Shane also brings an impressive base-stealing pedigree to the table. He averages about 28 steals a season and has a career success rate of more than 81 percent. He will need to use his wheels a bit more this season with the Phillies likely playing more small-ball especially with top slugger Ryan Howard on the mend to start the season.

With three Gold Gloves on the mantel, fans probably think the Flyin’ Hawaiian flies around the outfield like no other, but that’s not entirely true. His 6.3 UZR (Ultimate Zone Rating) since taking over as the Phightins’ full-time center fielder in 2008, is good but not great, placing behind guys like Michael Bourn, B.J. Upton and Chris Young.

If Victorino, looking towards a possible free-agency pay day, can stay healthy then his grade would go up but instead I think it’s fair to give him a solid “B.”

Reserves Grade: B

The Phillies have two guys on the roster that could step in, and did last season, if Shane needs a breather.

John Mayberry, Jr. played 32 games (26 starts) and Michael Martinez played 12 games (eight starts) in center last season.

On Mayberry I’ll defer to Dash Treyhorn’s post about the reserves in left field:

The big right-handed hitter enjoyed some success last season -- he hit 15 homers and racked up an .854 OPS in 104 games.
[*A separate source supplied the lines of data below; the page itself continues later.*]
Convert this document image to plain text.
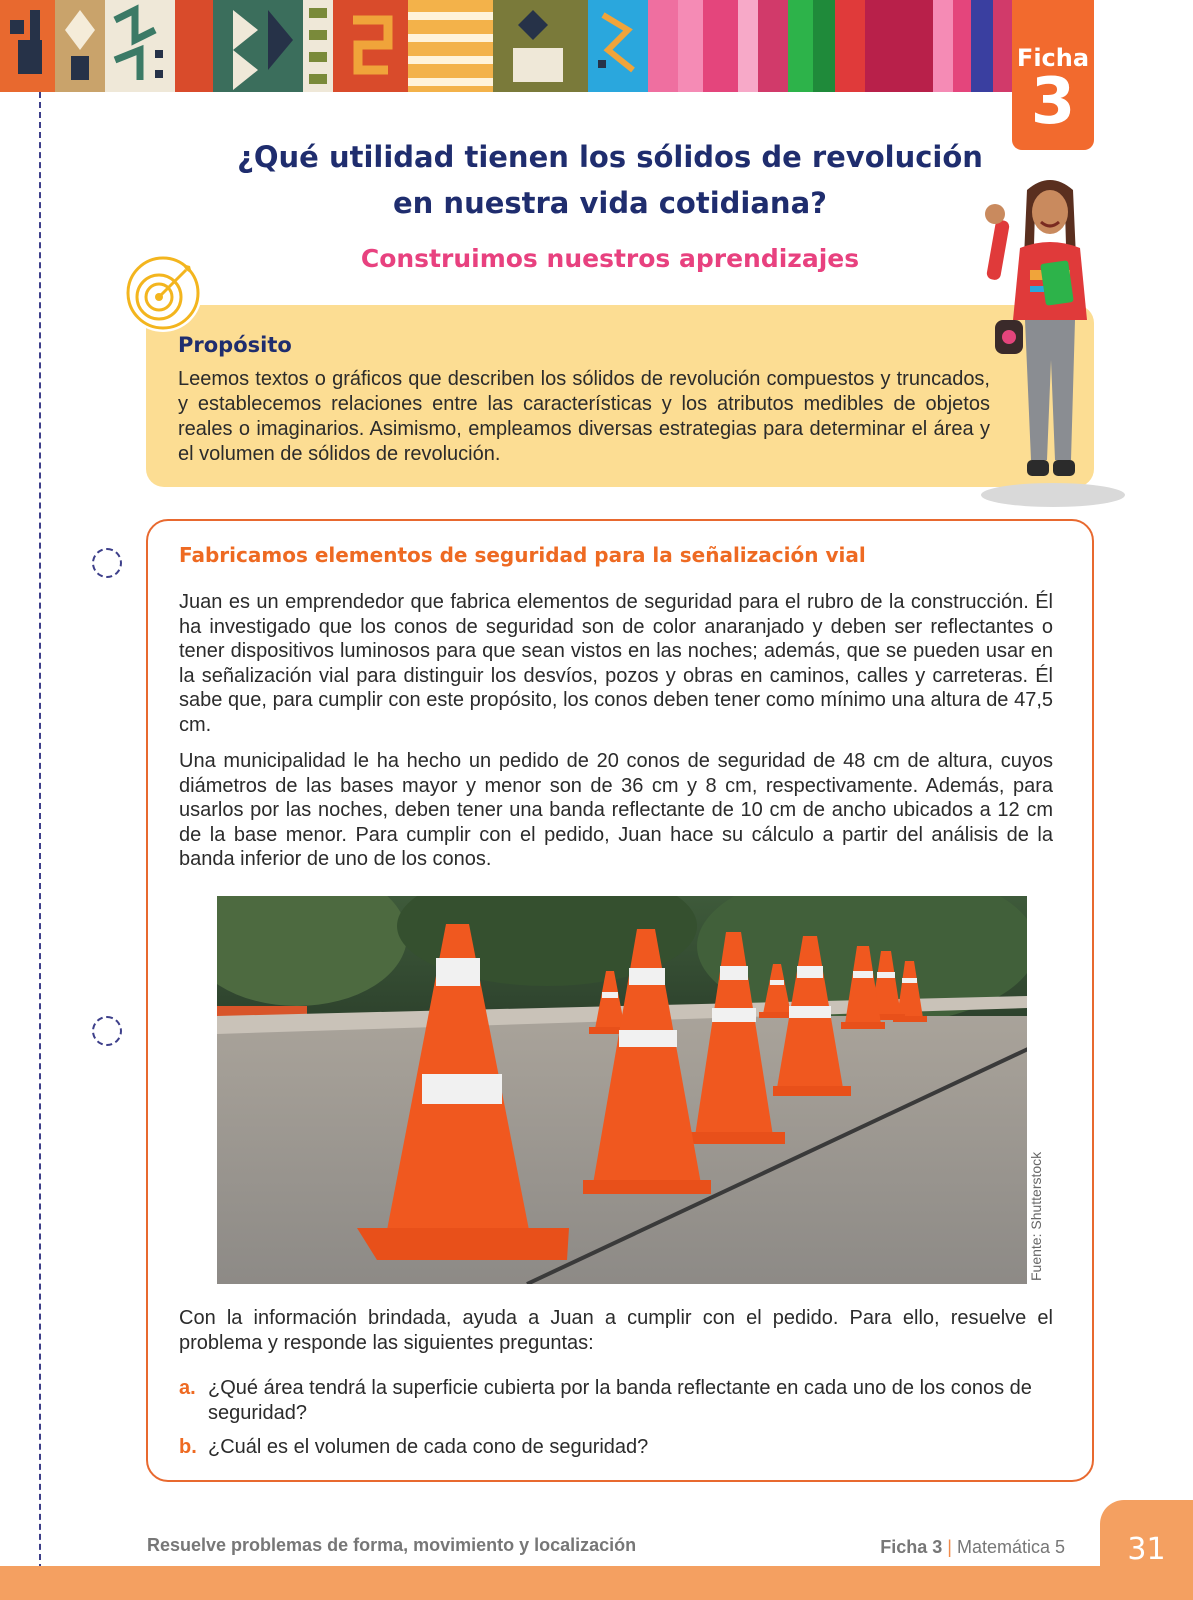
Ficha
3
¿Qué utilidad tienen los sólidos de revolución
en nuestra vida cotidiana?
Construimos nuestros aprendizajes
Propósito

Leemos textos o gráficos que describen los sólidos de revolución compuestos y truncados, y establecemos relaciones entre las características y los atributos medibles de objetos reales o imaginarios. Asimismo, empleamos diversas estrategias para determinar el área y el volumen de sólidos de revolución.

Fabricamos elementos de seguridad para la señalización vial
Juan es un emprendedor que fabrica elementos de seguridad para el rubro de la construcción. Él ha investigado que los conos de seguridad son de color anaranjado y deben ser reflectantes o tener dispositivos luminosos para que sean vistos en las noches; además, que se pueden usar en la señalización vial para distinguir los desvíos, pozos y obras en caminos, calles y carreteras. Él sabe que, para cumplir con este propósito, los conos deben tener como mínimo una altura de 47,5 cm.
Una municipalidad le ha hecho un pedido de 20 conos de seguridad de 48 cm de altura, cuyos diámetros de las bases mayor y menor son de 36 cm y 8 cm, respectivamente. Además, para usarlos por las noches, deben tener una banda reflectante de 10 cm de ancho ubicados a 12 cm de la base menor. Para cumplir con el pedido, Juan hace su cálculo a partir del análisis de la banda inferior de uno de los conos.
Fuente: Shutterstock
Con la información brindada, ayuda a Juan a cumplir con el pedido. Para ello, resuelve el problema y responde las siguientes preguntas:
a. ¿Qué área tendrá la superficie cubierta por la banda reflectante en cada uno de los conos de seguridad?
b. ¿Cuál es el volumen de cada cono de seguridad?
Resuelve problemas de forma, movimiento y localización	Ficha 3 | Matemática 5	31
Although it remains to be seen if he can produce at that level in the future, there is no down side to having an athletic outfielder (who can play all three outfield spots) who can hit for power.
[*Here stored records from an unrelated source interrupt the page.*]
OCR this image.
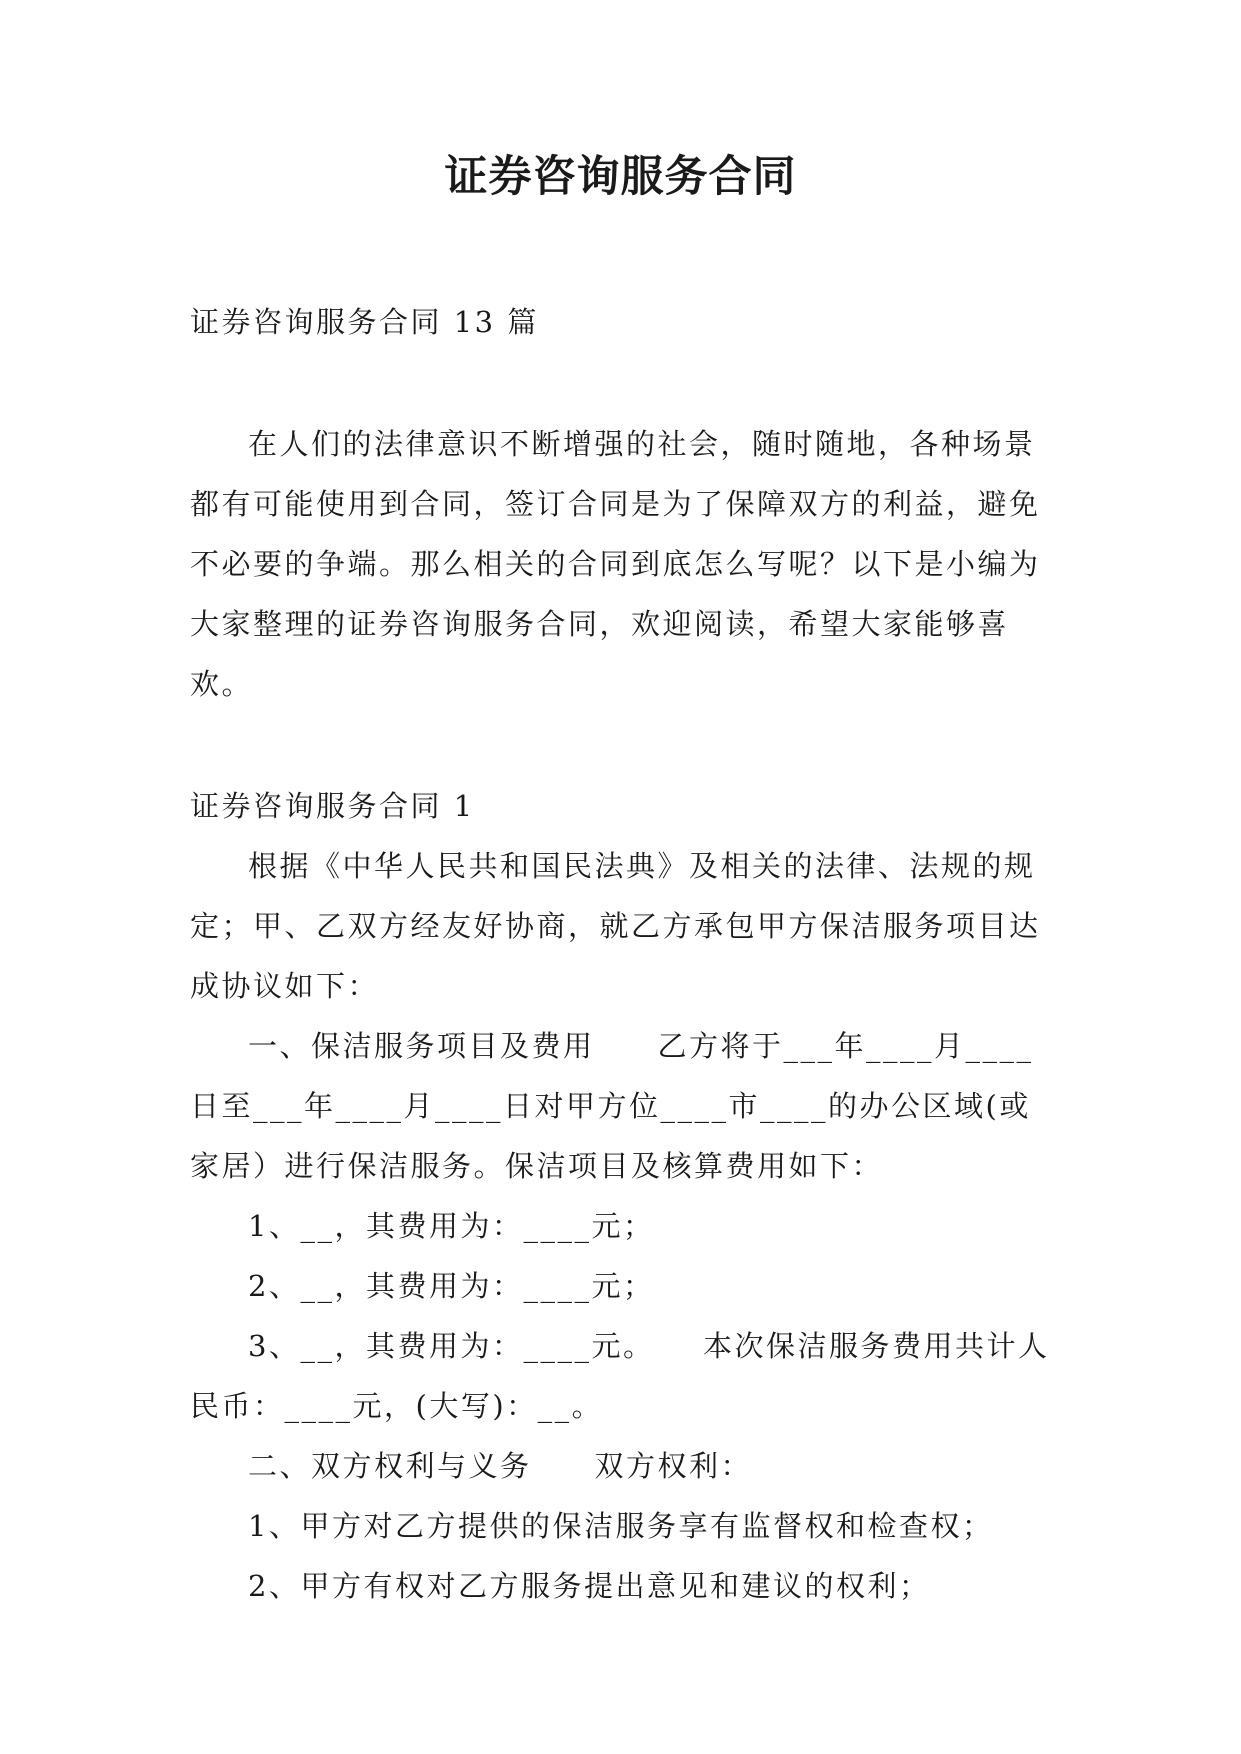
证券咨询服务合同

证券咨询服务合同 13 篇

在人们的法律意识不断增强的社会，随时随地，各种场景都有可能使用到合同，签订合同是为了保障双方的利益，避免不必要的争端。那么相关的合同到底怎么写呢？以下是小编为大家整理的证券咨询服务合同，欢迎阅读，希望大家能够喜欢。

证券咨询服务合同 1

根据《中华人民共和国民法典》及相关的法律、法规的规定；甲、乙双方经友好协商，就乙方承包甲方保洁服务项目达成协议如下：

一、保洁服务项目及费用　　乙方将于___年____月____日至___年____月____日对甲方位____市____的办公区域(或家居）进行保洁服务。保洁项目及核算费用如下：

1、__，其费用为：____元；

2、__，其费用为：____元；

3、__，其费用为：____元。　　本次保洁服务费用共计人民币：____元，(大写)：__。

二、双方权利与义务　　双方权利：

1、甲方对乙方提供的保洁服务享有监督权和检查权；

2、甲方有权对乙方服务提出意见和建议的权利；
On Martinez, I’ll defer to my own post about the reserves at second base:

Martinez struggled at the plate last season (.196/.258/.282) but was a successful defensive player in the outfield, third base, shortstop and second.

In center, he made just one error in 22 chances, so he could fill in there if needed.

Another guy who could possibly fill in for the Phils in a pinch is newcomer Laynce Nix. The 31-year-old is expected, like Mayberry, to see time at first base but also has experience in the outfield. Nix has started 199 games in center (more than any other position) but hasn’t really played full time at the position since 2005 and has only appeared in center 14 times (four starts) in the past three seasons. So, he could fill in if needed but let’s hope the Phillies don’t depend on him to do so.

Minors Grade: B

Center is a rare minor-league position where the Phillies have depth. Tyson Gillies, who is coming back from back-to-back lost seasons thanks to injuries, might be the only minor leaguer on the 40-man roster but with other young guns like Derrick Mitchell (career .265/.326/.443), Jiwan James (career .268/.325/.365) and Aaron Altherr (career .255/.304/.354) in the system, the Phillies have some pieces for the future.

Plus, if Shane gets hurt, the Phillies could finally give IronPigs stalwart, and Reading, Pa. native, Rich Thompson (.275/.347/.382 Triple-A career) another shot at the majors (he played six games with the Royals in 2004). Thompson doesn’t hit for power (only 35 homers in 12 minor league seasons) but he can fly having stolen 435 bases in the minors and 48 bases last season while being caught just four times.

Overall Grade: B

The Phillies are solid in center with an All-Star caliber starter, capable backups and some intriguing players in the pipeline but without an MVP-caliber player in the group, this position gets no better than the “B” grade I gave to each level. And that's not too bad.